Section: Daily Dispatches

By Joe Schneider
Bloomberg News
Tuesday, March 17, 2009

http://www.bloomberg.com/apps/news?pid=20601082&sid=a1Rspdod3FLI&

Barrick Gold Corp., the world's biggest gold producer, will pay $24 million to settle a lawsuit in which investors claimed the company misled them by saying a hedging program didn't hurt profits as gold prices rose.

Insurers of the Toronto-based company will probably pay most of the settlement, Vince Borg, a Barrick spokesman, said today in a telephone interview in which he disclosed the settlement amount. Barrick must conclude negotiations over coverage with the insurers before signing the settlement agreement, he said.

"There is no admission of liability" in the settlement, Borg said.

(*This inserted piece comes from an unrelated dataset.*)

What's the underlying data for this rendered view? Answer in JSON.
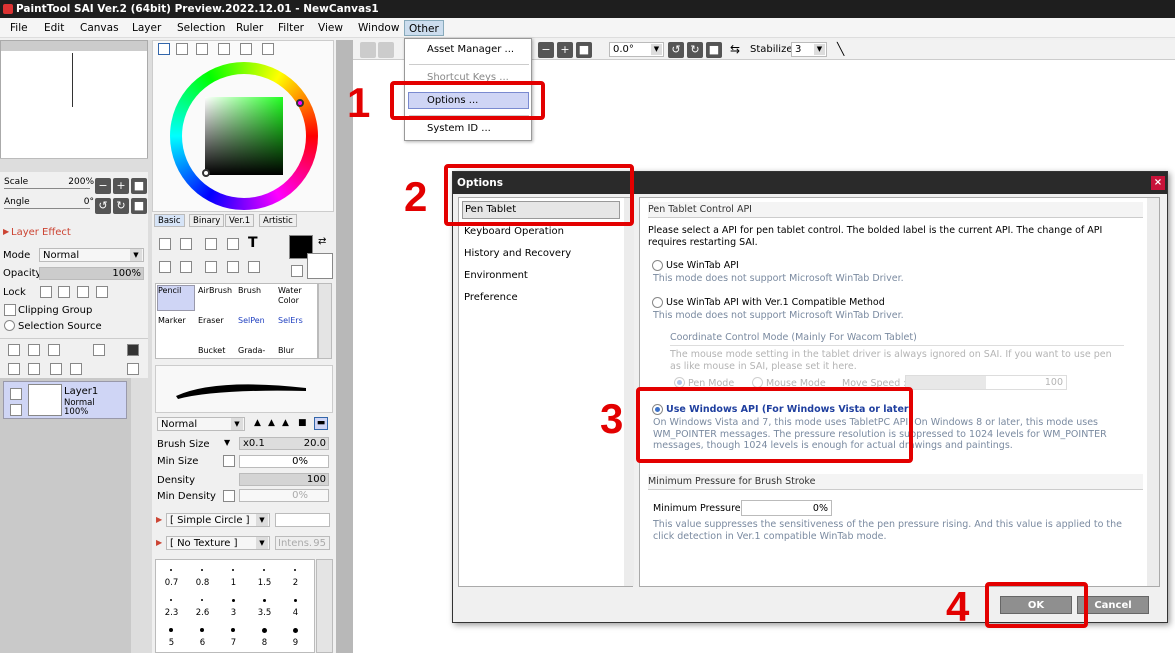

The accord was made public yesterday. U.S. District Judge Richard Berman in New York postponed a settlement hearing from today until March 31.

The settlement covers investors who bought Barrick stock from Feb. 14 to Sept. 26, 2002, when Barrick issued a statement cutting its earnings forecast for the year by a third. The stock fell 11 percent that day.

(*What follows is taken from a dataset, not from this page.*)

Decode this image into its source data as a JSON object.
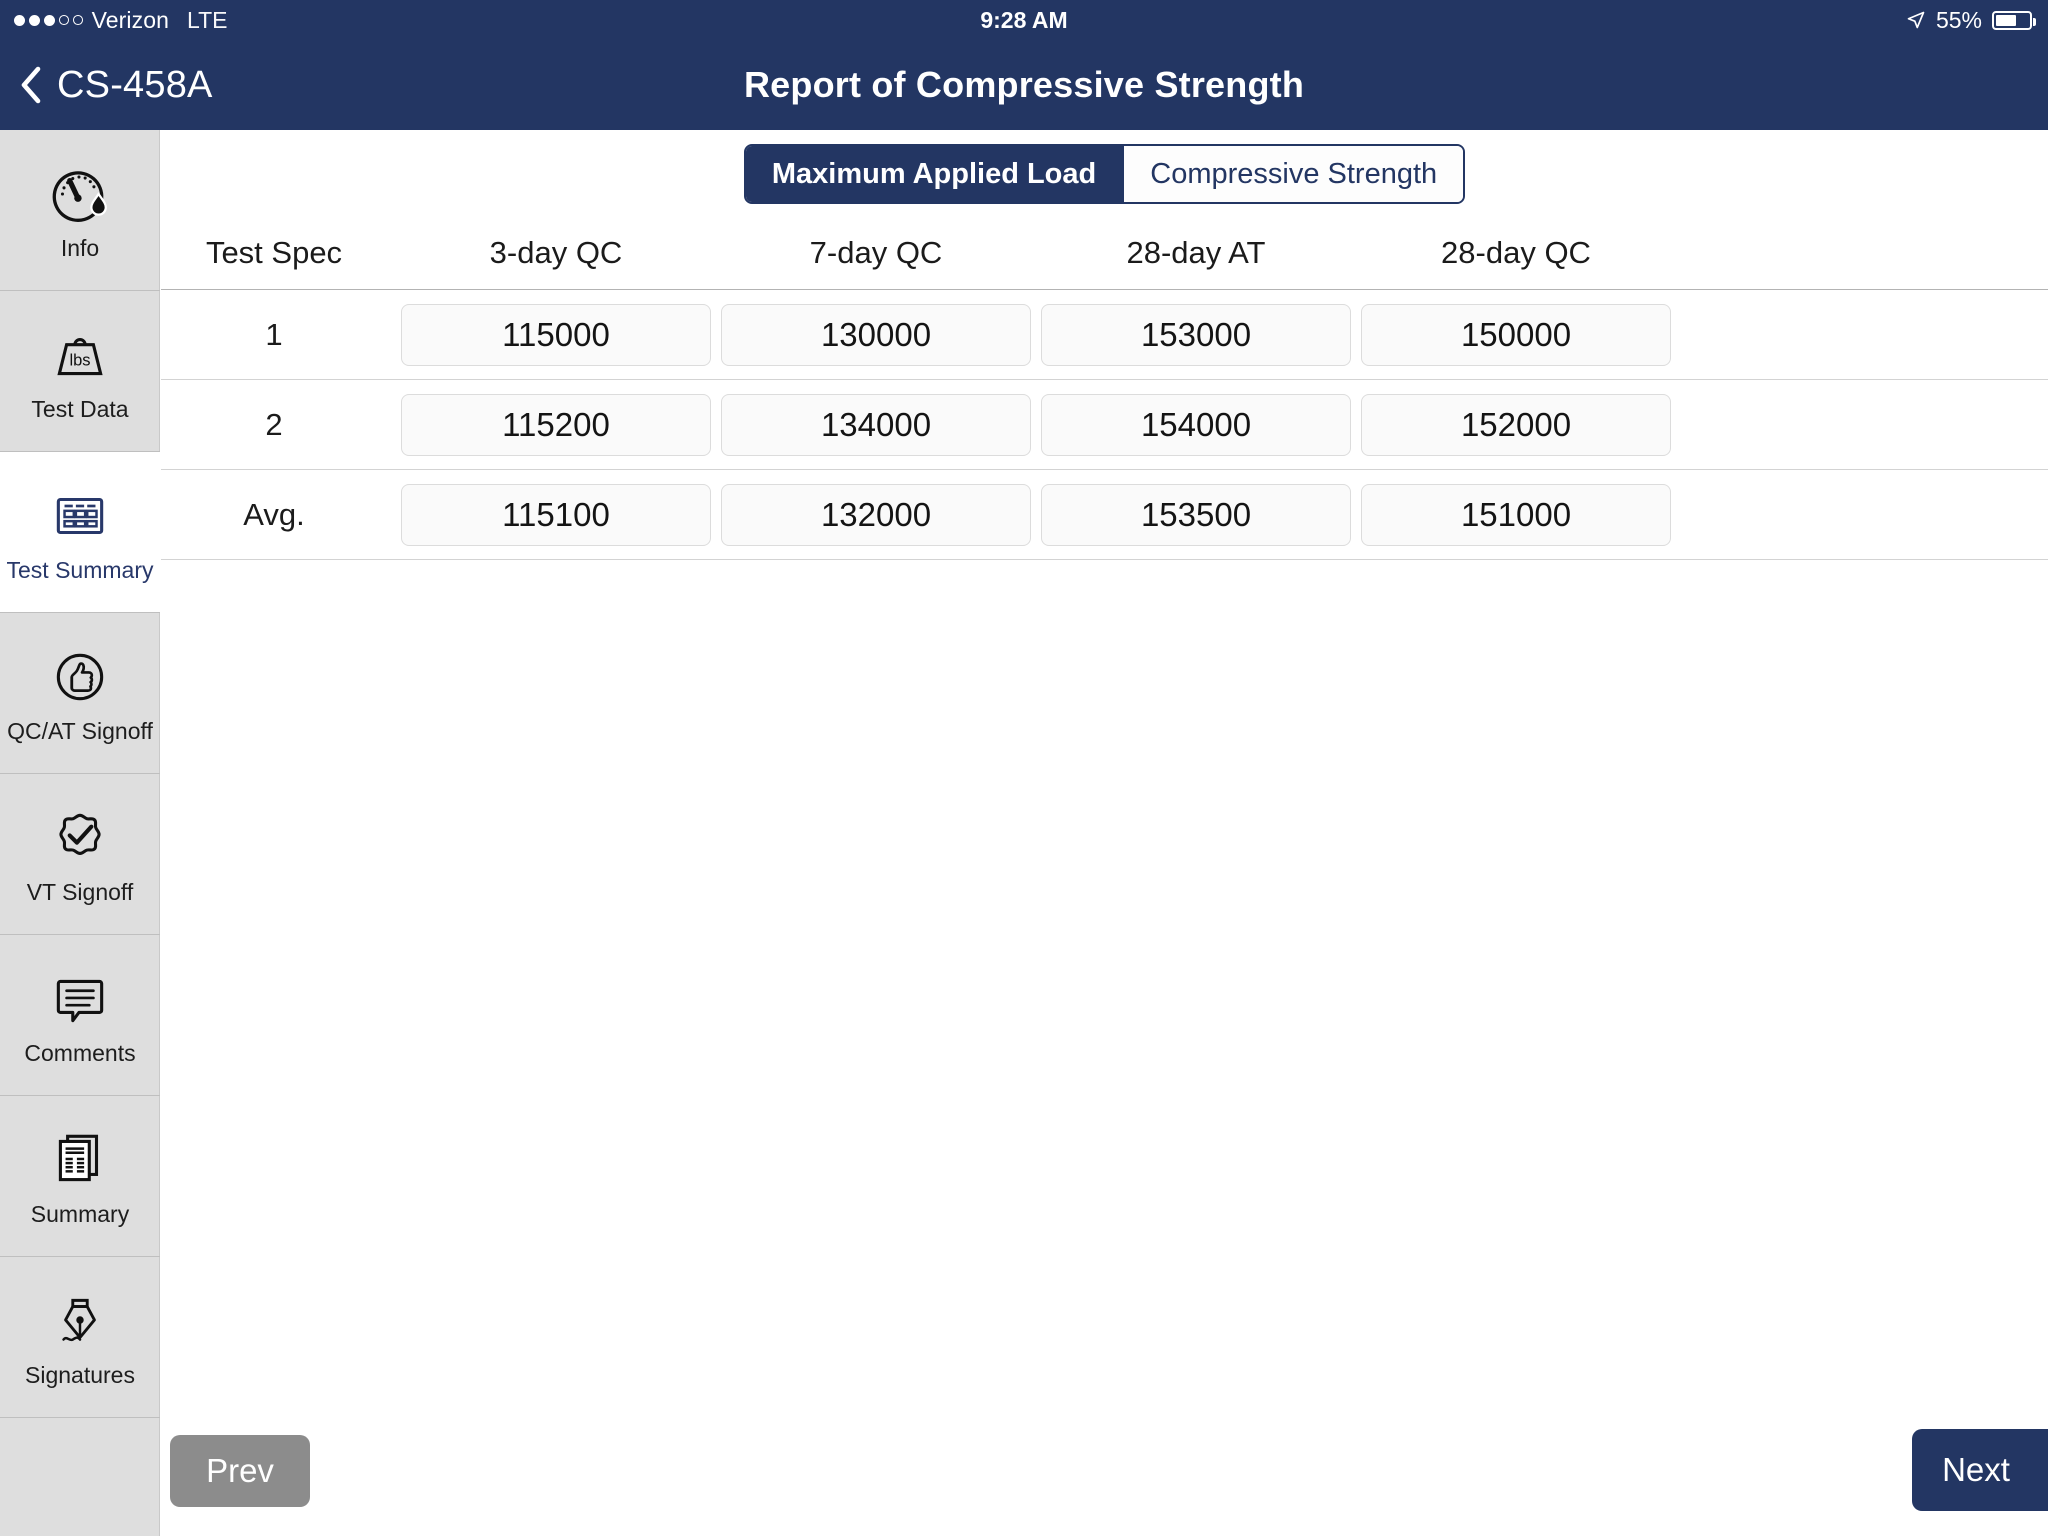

Barrick hedged its production by entering into contracts to sell some gold at fixed prices before it was mined to protect against a drop in bullion prices. Shareholders claimed in the lawsuit filed in 2003 that the program was speculative and risky, resulting in a drop in the share price as gold prices rose.

"It is clear that investors engaged in a selloff of Barrick stock due, in part, to defendants' repeated misrepresentations that Barrick's program would not prevent the company from profiting in a rising gold market," the plaintiffs said in their complaint.

Berman allowed that part of the suit to proceed in a ruling on Jan. 31, 2006, when he threw out claims that Barrick was involved in anticompetitive conduct.

Former Barrick Chief Executive Officer Randall Oliphant, Chief Financial Officer Jamie Sokalsky and former Chief Operating Officer John Carrington were named in the suit.

Oliphant was fired in February 2003 after Barrick's stock fell 17 percent in the previous year as the price of gold surged to a six-year high. Oliphant's successor, Greg Wilkins, abandoned the hedging program.

David Brower, a lawyer for the investors, didn't return a call seeking comment.

Barrick spent $4.2 million defending the suit through 2007, according to a May 6 regulatory filing, the most recent available.

The case is Wagner v. Barrick Gold Corp. 03-CV-4302, U.S. District Court, Southern District of New York (Manhattan).